Du côté de nos voisines

Le 16 février dernier, les député·es espagnol·e·s ont adopté une loi créant le congé menstruel pour les femmes souffrant de règles douloureuses.
Du côté de nos voisines Espagne

Le 16 février dernier, les député·es espagnol·e·s ont adopté une loi créant le congé menstruel pour les femmes souffrant de règles douloureuses.

Même si quelques pays dans le monde possèdent déjà ce congé (Zambie, Japon, Indonésie, Corée du Sud), l’Espagne est pionnière en Europe.

Le texte indique que « l’arrêt de travail d’une femme en cas de règles incapacitantes » liées, par exemple, « à des pathologies comme l’endométriose » sera « reconnu comme une situation spéciale d’incapacité temporaire » de travail. « Il s’agit d’accorder à cette situation pathologique une régulation adaptée afin d’éliminer tout biais négatif » pour les femmes « dans le monde du travail », ajoute-t-il aussi. L’arrêt de travail, dont le texte ne précise pas la durée, devra être accordé par un médecin et sera pris en charge par la Sécurité Sociale.

Et en France ?

En France, pas de congé menstruel dans la loi. Il est laissé au libre choix des entreprises, peu nombreuses il va sans dire.

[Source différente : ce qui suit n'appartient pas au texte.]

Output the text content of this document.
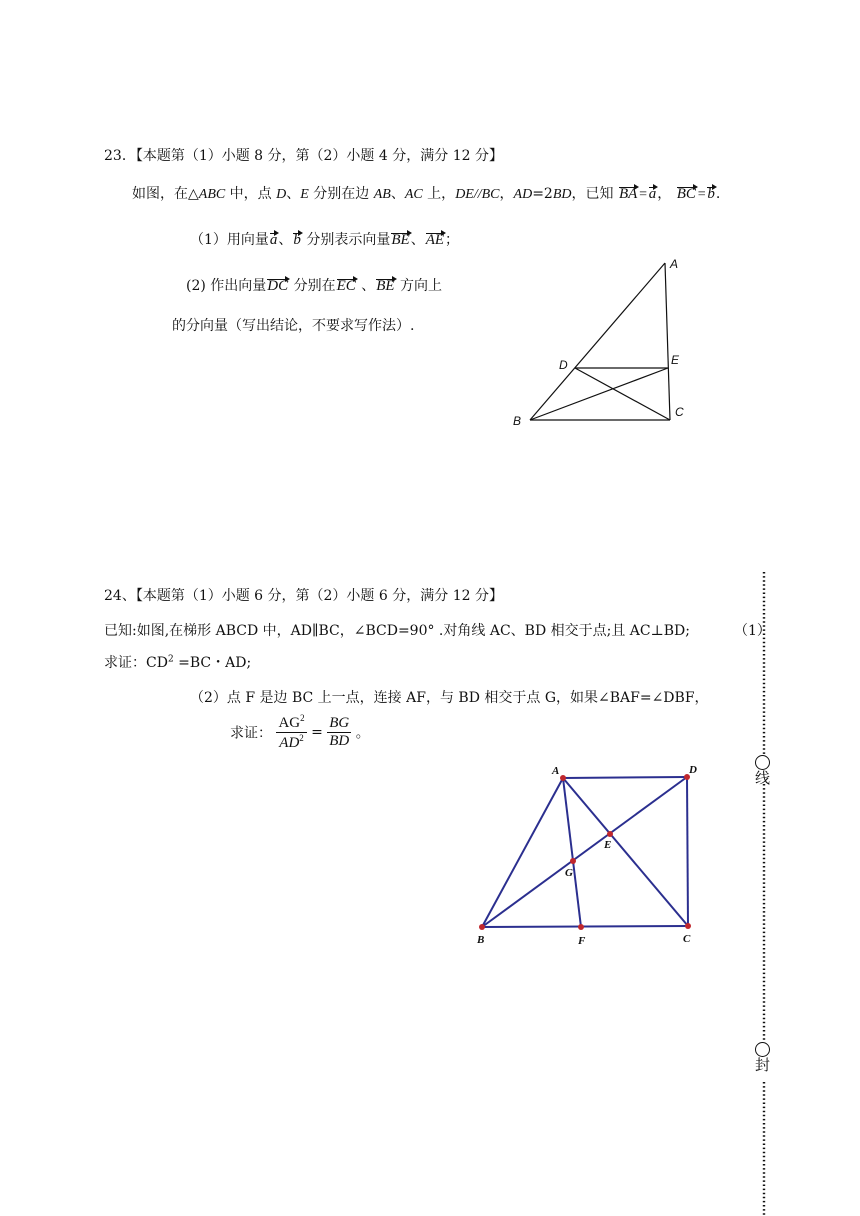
23．【本题第（1）小题 8 分，第（2）小题 4 分，满分 12 分】
如图，在△ABC 中，点 D、E 分别在边 AB、AC 上，DE//BC，AD=2BD，已知 BA=a， BC=b.
（1）用向量a、b 分别表示向量BE、AE；
(2) 作出向量DC 分别在EC 、BE 方向上
的分向量（写出结论，不要求写作法）.
A
D	E
B
C
24、【本题第（1）小题 6 分，第（2）小题 6 分，满分 12 分】
已知:如图,在梯形 ABCD 中，AD∥BC，∠BCD=90° .对角线 AC、BD 相交于点;且 AC⊥BD;	（1）
求证：$CD^2 =BC$・AD;
（2）点 F 是边 BC 上一点，连接 AF，与 BD 相交于点 G，如果∠BAF=∠DBF，
求证： $\frac{AG^2}{AD^2} = \frac{BG}{BD}$ 。
A	D
E
G
B	F	C
线
封
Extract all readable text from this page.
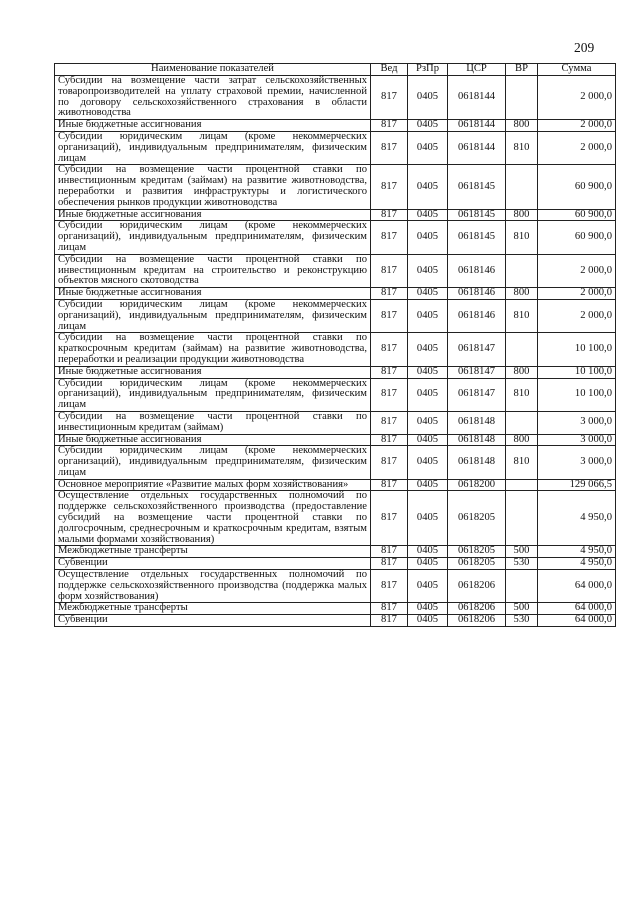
209
Наименование показателей	Вед	РзПр	ЦСР	ВР	Сумма
Субсидии на возмещение части затрат сельскохозяйственных товаропроизводителей на уплату страховой премии, начисленной по договору сельскохозяйственного страхования в области животноводства	817	0405	0618144		2 000,0
Иные бюджетные ассигнования	817	0405	0618144	800	2 000,0
Субсидии юридическим лицам (кроме некоммерческих организаций), индивидуальным предпринимателям, физическим лицам	817	0405	0618144	810	2 000,0
Субсидии на возмещение части процентной ставки по инвестиционным кредитам (займам) на развитие животноводства, переработки и развития инфраструктуры и логистического обеспечения рынков продукции животноводства	817	0405	0618145		60 900,0
Иные бюджетные ассигнования	817	0405	0618145	800	60 900,0
Субсидии юридическим лицам (кроме некоммерческих организаций), индивидуальным предпринимателям, физическим лицам	817	0405	0618145	810	60 900,0
Субсидии на возмещение части процентной ставки по инвестиционным кредитам на строительство и реконструкцию объектов мясного скотоводства	817	0405	0618146		2 000,0
Иные бюджетные ассигнования	817	0405	0618146	800	2 000,0
Субсидии юридическим лицам (кроме некоммерческих организаций), индивидуальным предпринимателям, физическим лицам	817	0405	0618146	810	2 000,0
Субсидии на возмещение части процентной ставки по краткосрочным кредитам (займам) на развитие животноводства, переработки и реализации продукции животноводства	817	0405	0618147		10 100,0
Иные бюджетные ассигнования	817	0405	0618147	800	10 100,0
Субсидии юридическим лицам (кроме некоммерческих организаций), индивидуальным предпринимателям, физическим лицам	817	0405	0618147	810	10 100,0
Субсидии на возмещение части процентной ставки по инвестиционным кредитам (займам)	817	0405	0618148		3 000,0
Иные бюджетные ассигнования	817	0405	0618148	800	3 000,0
Субсидии юридическим лицам (кроме некоммерческих организаций), индивидуальным предпринимателям, физическим лицам	817	0405	0618148	810	3 000,0
Основное мероприятие «Развитие малых форм хозяйствования»	817	0405	0618200		129 066,5
Осуществление отдельных государственных полномочий по поддержке сельскохозяйственного производства (предоставление субсидий на возмещение части процентной ставки по долгосрочным, среднесрочным и краткосрочным кредитам, взятым малыми формами хозяйствования)	817	0405	0618205		4 950,0
Межбюджетные трансферты	817	0405	0618205	500	4 950,0
Субвенции	817	0405	0618205	530	4 950,0
Осуществление отдельных государственных полномочий по поддержке сельскохозяйственного производства (поддержка малых форм хозяйствования)	817	0405	0618206		64 000,0
Межбюджетные трансферты	817	0405	0618206	500	64 000,0
Субвенции	817	0405	0618206	530	64 000,0
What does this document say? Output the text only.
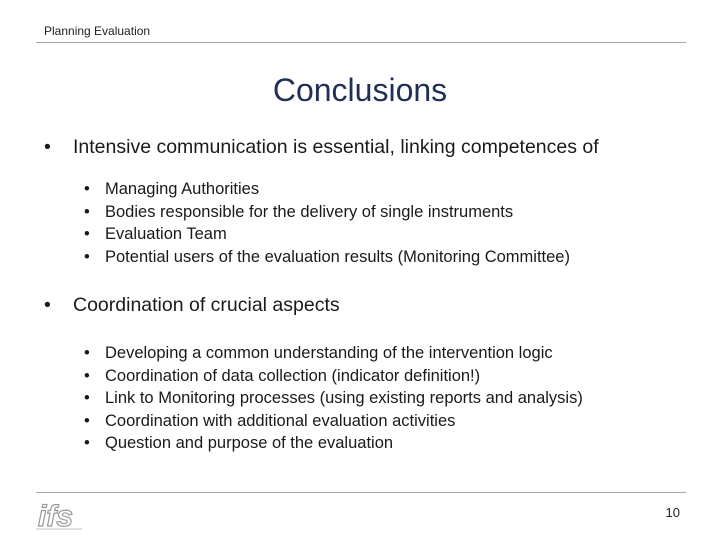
Planning Evaluation
Conclusions
• Intensive communication is essential, linking competences of
• Managing Authorities
• Bodies responsible for the delivery of single instruments
• Evaluation Team
• Potential users of the evaluation results (Monitoring Committee)
• Coordination of crucial aspects
• Developing a common understanding of the intervention logic
• Coordination of data collection (indicator definition!)
• Link to Monitoring processes (using existing reports and analysis)
• Coordination with additional evaluation activities
• Question and purpose of the evaluation
ifs	10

Pourtant, 53% des salariées menstruées ont des règles douloureuses et 35% considèrent que leurs règles ont un impact négatif sur leur travail (étude Ifop pour Eve and Co).

La même étude montre que 66% des françaises sont favorables au congé menstruel et 64% des salariées menstruées pourraient avoir recours à ce congé.

Toutefois, l’idée d’un congé menstruel en France fait débat. Pour certaines militantes, comme Ophélie Latil, du collectif Georgette Sand, le congé menstruel reviendrait à « renvoyer les femmes chez elles, comme ça on ne les voit pas et on cache cette douleur que nous ne saurions voir » et il serait plus intéressant d’investir dans la recherche sur les maladies des femmes.

A l’opposé, Elise Thiébaut, autrice de « Ceci est mon sang », défend un congé menstruel pour les « les femmes les plus précaires, qui occupent les métiers les plus pénibles –caissières, femmes de ménage, ouvrières– et dont on sait que ce sont elles qui vivent le plus durement leurs règles ». Pour elle, le problème risquerait de venir de la justification médicale nécessaire de la pathologie qui entraînerait les règles douloureuses. Cela pourrait « constituer encore davantage de discrimination envers ces femmes, un frein à leur carrière et à leur embauche ». Les inquiétudes d’Elise Thiébaut sont partagées par une partie des salariées. L’étude Ifop pour Eve and Co révèle que 82% des femmes craignent que le congé menstruel soit un frein à l’embauche ou à l’évolution des femmes.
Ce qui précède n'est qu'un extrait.